How Maj. John Sheppard became a stunningly sexy badass
Okay, so one minute he's the slightly disappointing snarky floppy-haired boy-next-door, and then during The Eye and The Defiant One he suddenly turns into the sexiest motherfucking badass to ever walk any planet anywhere. I just do not even know how that happened. He was like a ninja, except that I actually don't find ninjas sexy or even entertaning. He was as stealthy as a ninja, as deadly as a ninja, as truly heroically badass as a ninja, except, you know, with grenades and guns instead of swords and throwing stars, and 6-foot-2 instead of tiny and Japanese, and snarky, and brave, and ass-kicking, and just... MY GOD.
I went from cautiously intrigued to deeply in lust so fast my head is still spinning.
Rodney makes a very good half of a duo. He does a very good duo dynamic with John, with Zelenka, and with Carson, in entirely different ways- I'm actually startled that a character so over-the-top can have such varied and believable and interesting interpersonal relationships, you know? As long as he's paired with a character who can take it, it works great.
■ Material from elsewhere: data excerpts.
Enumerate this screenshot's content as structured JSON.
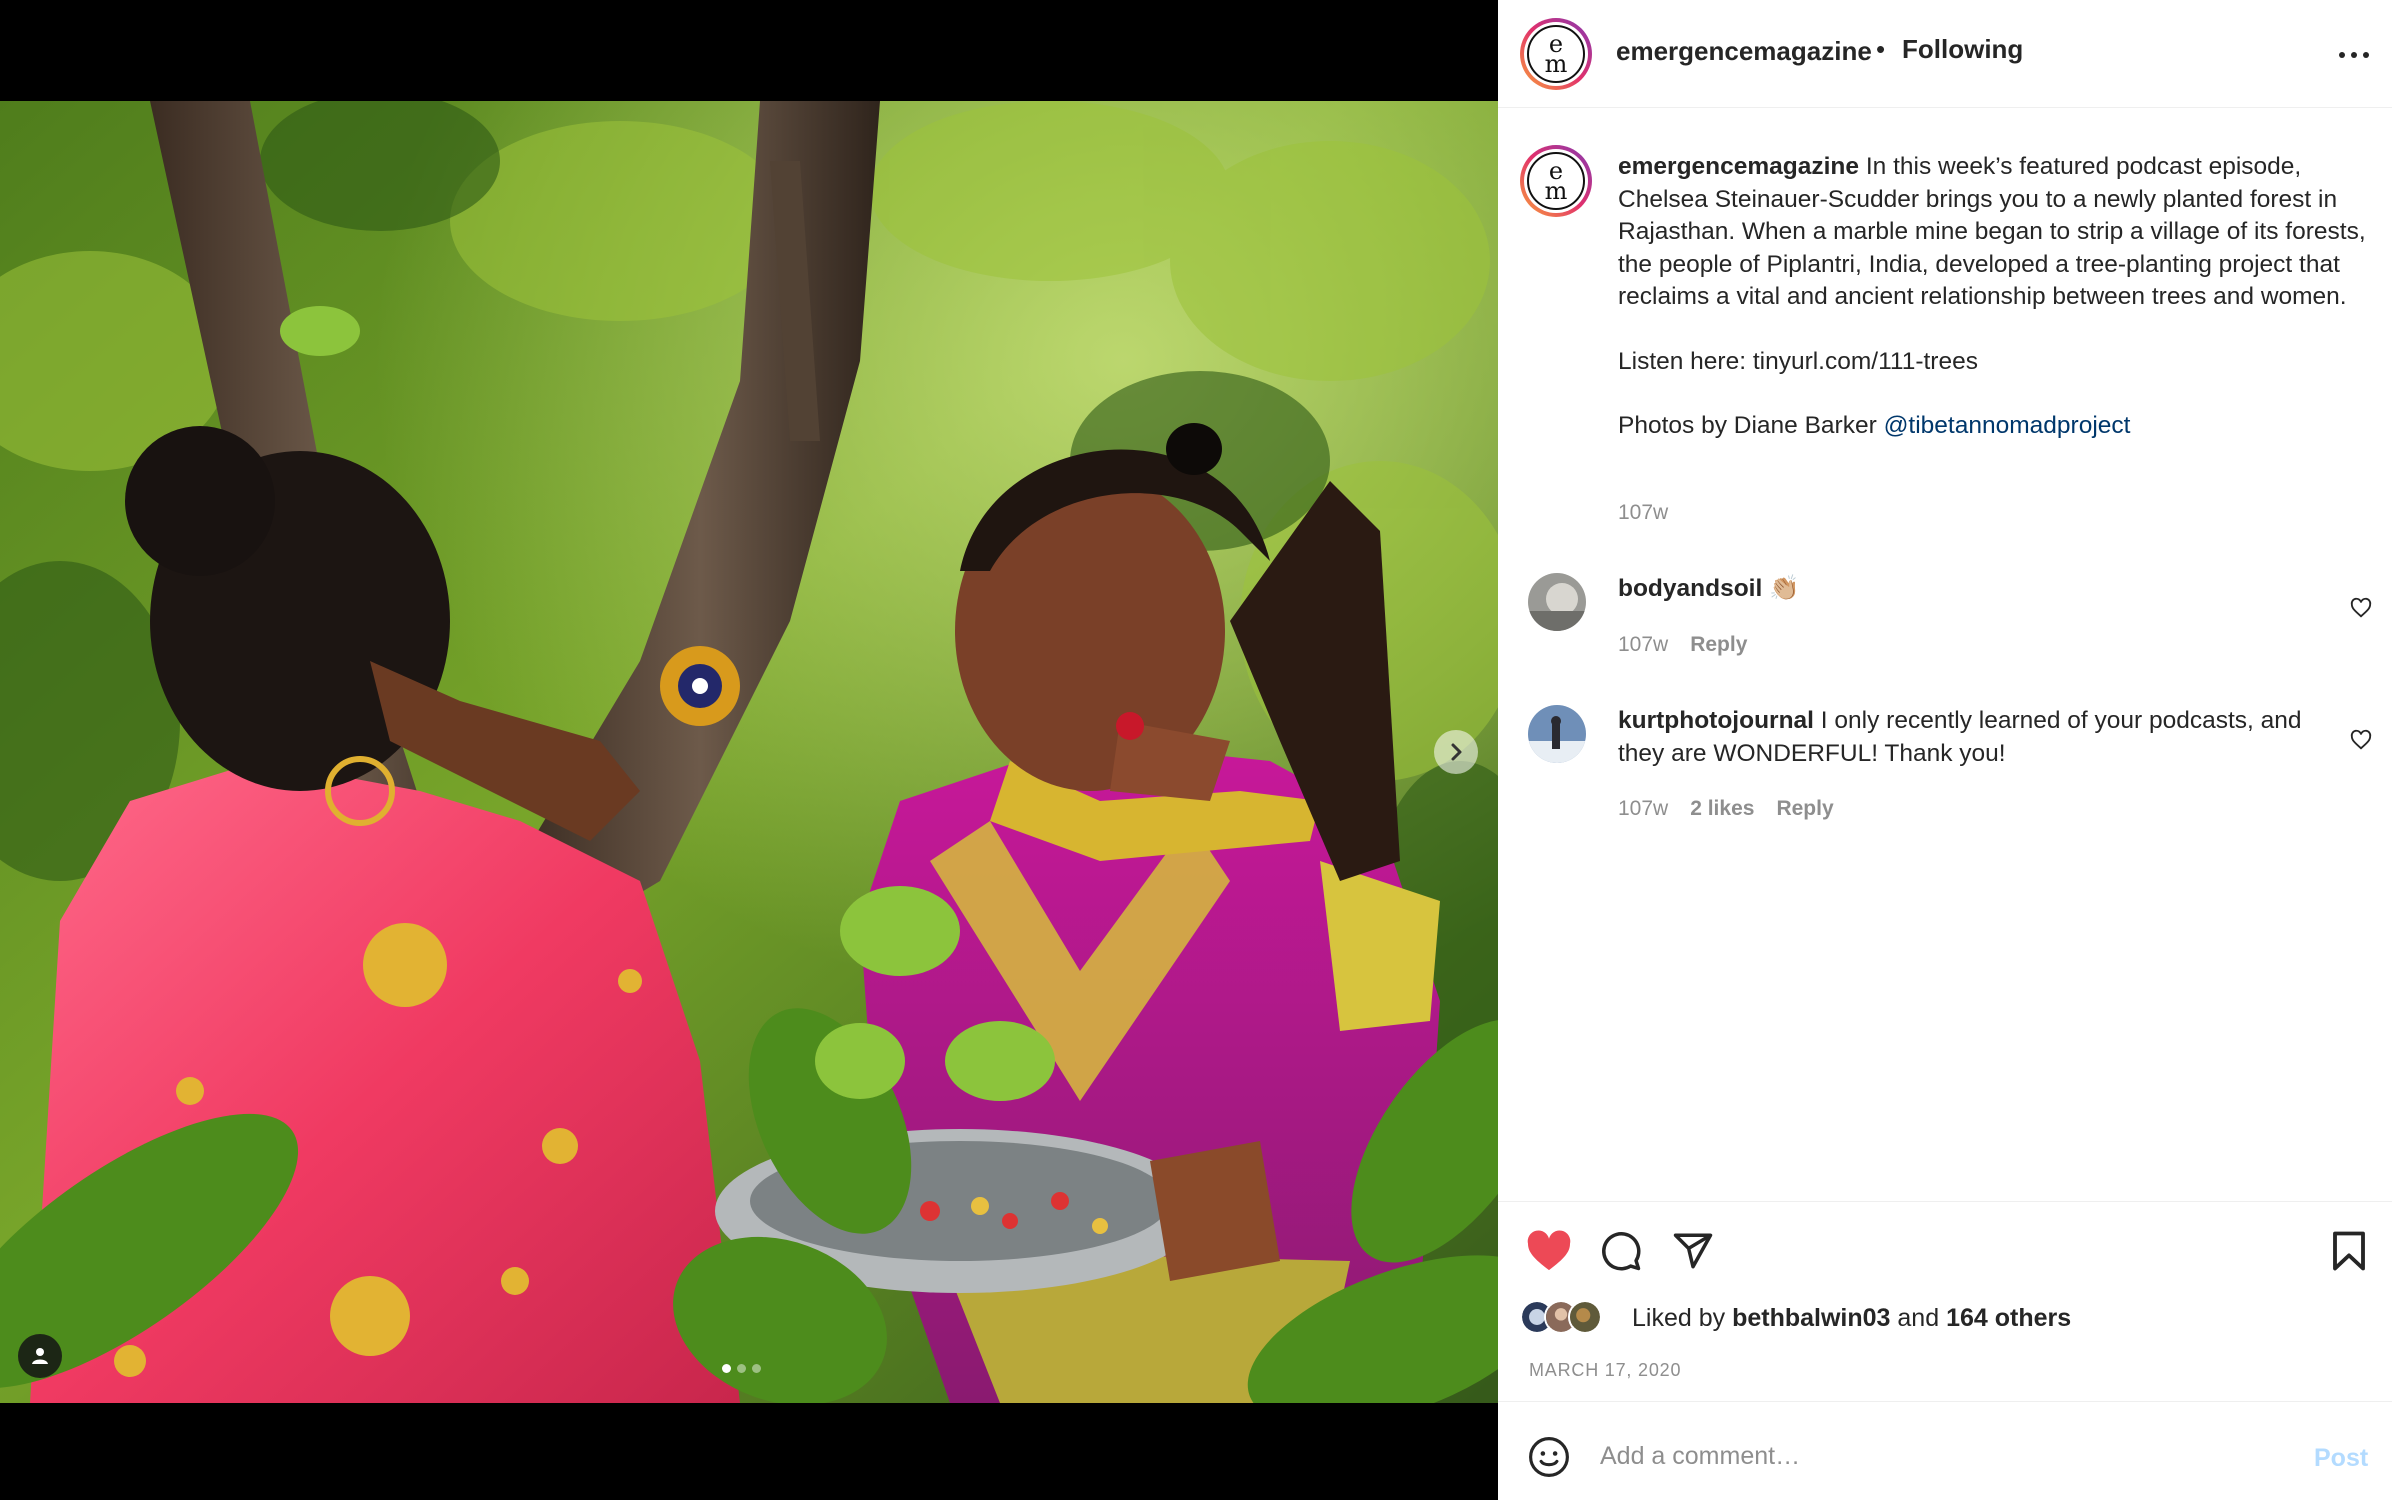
{
  "post": {
    "username": "emergencemagazine",
    "separator": "•",
    "follow_status": "Following",
    "avatar_letters": [
      "e",
      "m"
    ],
    "carousel": {
      "current_slide": 1,
      "total_slides": 3
    }
  },
  "caption": {
    "username": "emergencemagazine",
    "text": "In this week’s featured podcast episode, Chelsea Steinauer-Scudder brings you to a newly planted forest in Rajasthan. When a marble mine began to strip a village of its forests, the people of Piplantri, India, developed a tree-planting project that reclaims a vital and ancient relationship between trees and women.",
    "listen": "Listen here: tinyurl.com/111-trees",
    "photos_prefix": "Photos by Diane Barker ",
    "photos_mention": "@tibetannomadproject",
    "time": "107w"
  },
  "comments": [
    {
      "username": "bodyandsoil",
      "text": "👏🏼",
      "time": "107w",
      "likes": "",
      "reply": "Reply"
    },
    {
      "username": "kurtphotojournal",
      "text": "I only recently learned of your podcasts, and they are WONDERFUL! Thank you!",
      "time": "107w",
      "likes": "2 likes",
      "reply": "Reply"
    }
  ],
  "likes": {
    "prefix": "Liked by",
    "user": "bethbalwin03",
    "and": "and",
    "others": "164 others"
  },
  "date": "MARCH 17, 2020",
  "composer": {
    "placeholder": "Add a comment…",
    "post_label": "Post"
  },
  "colors": {
    "heart": "#ed4956",
    "mention": "#00376b",
    "post_disabled": "#b3dbff",
    "muted": "#8e8e8e"
  },
  "icons": [
    "chevron-right-icon",
    "user-tag-icon",
    "more-icon",
    "heart-icon",
    "comment-icon",
    "share-icon",
    "bookmark-icon",
    "emoji-icon"
  ]
}
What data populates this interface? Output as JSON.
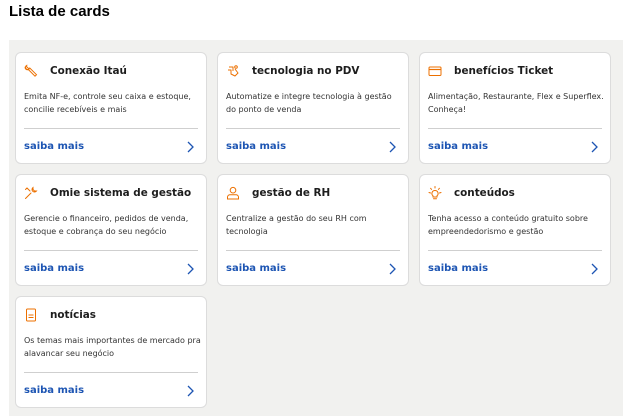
{
  "page": {
    "title": "Lista de cards"
  },
  "colors": {
    "accent": "#ec7000",
    "link": "#1d55b3"
  },
  "cards": [
    {
      "title": "Conexão Itaú",
      "icon": "wrench-icon",
      "description": "Emita NF-e, controle seu caixa e estoque, concilie recebíveis e mais",
      "link": "saiba mais"
    },
    {
      "title": "tecnologia no PDV",
      "icon": "tech-hand-icon",
      "description": "Automatize e integre tecnologia à gestão do ponto de venda",
      "link": "saiba mais"
    },
    {
      "title": "benefícios Ticket",
      "icon": "card-icon",
      "description": "Alimentação, Restaurante, Flex  e Superflex. Conheça!",
      "link": "saiba mais"
    },
    {
      "title": "Omie sistema de gestão",
      "icon": "tools-icon",
      "description": "Gerencie o financeiro, pedidos de venda, estoque e cobrança do seu negócio",
      "link": "saiba mais"
    },
    {
      "title": "gestão de RH",
      "icon": "person-icon",
      "description": "Centralize a gestão do seu RH com tecnologia",
      "link": "saiba mais"
    },
    {
      "title": "conteúdos",
      "icon": "lightbulb-icon",
      "description": "Tenha acesso a conteúdo gratuito sobre empreendedorismo e gestão",
      "link": "saiba mais"
    },
    {
      "title": "notícias",
      "icon": "document-icon",
      "description": "Os temas mais importantes de mercado pra alavancar seu negócio",
      "link": "saiba mais"
    }
  ]
}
I don't mean that the character has to be able to stand up to him exactly- I mean, Carson folds like a cheap card table- I mean, the other character has to remain interesting and sympathetic and funny in their own right, to be able to keep drawing the audience's attention, instead of just fading into the wallpaper behind Rodney's flaming supernova of neurosis. John, Zelenka, and Carson all do that very well.
I also love Aiden Ford now. I mean, in the same two episodes that turned John into a sex god (Eye and Defiant One) we see him stepping up as a commander to come rescue John and it WORKS so well. He's fumbling and nervous and insecure in his authority over Carson and unsure of his decisions- but then he MAKES a decision, he damn well enforces his authority over Carson, and he makes all the right tactical moves- and then he seems relieved to be able to turn command back over to John. It works well for his character- I really believe that this is someone who, with a few more years of experience and self-assurance, could make a good, competent, level-headed commander in his own right, but is still interestingly falable now. That's good character writing.
Except when I really decided I loved him was Letters from Pegasus. Which. Okay. I admit it. I CRIED SO HARD at that episode. How the hell could I not? Pompous!Rodney- except he really wishes he were closer to his sister. And John not sending a message to anyone... and Elizabeth trying to keep it together for the families of the dead. And poor Carson breaking down when he tries to tell his mum he loves her. And Zelenka so excited. And, above all, Aiden... being tactful and annoyed and kind and sympathetic- and telling his grandma she's always in his heart. Oh God.
On their Big-Bad Escalation problem
I do, however, wonder what they're going to do about their Escalation Problem. I mean, shows are supposed to work a certain way- the first season cliffhanger, your team is captured! Will they get out alive? Your second season cliffhanger, there's an intruder in the base! Will he discover their secrets/kill the hostage/whatever? The third season cliffhanger- There's a ship coming to destroy the outpost! Fourth season- There's a bomb in the base! Fifth season- There's ship coming to destroy Earth! Sixth season- There's an enemy threatening several planets! Then, by the seventh season or so, you can finally work up to an armada threatening the galaxy. You know what I mean, right? The Big Bads have to escalate.
I'm basically kind of afraid SGA blew its wad. Instead of a nice easy "Our team is trapped offworld, pinned down by enemy fire! And the gate won't work!" type of cliffhanger, they skipped STRAIGHT to season seven- Oh my God, it's a massive enemy armada come to take over THE ENTIRE GALAXY AND EARTH TOO! With three straight episodes of special-effects-budget-busting spaceship firefights- and then just when that HUGE armada is destroyed- one FOUR TIMES THE SIZE IS COMING!
If you don't escalate, how do you preserve the sense of danger? If you do escalate, how do you avoid adrenaline fatigue, or just seeming silly? These are the things I would have asked, if I were writing SGA.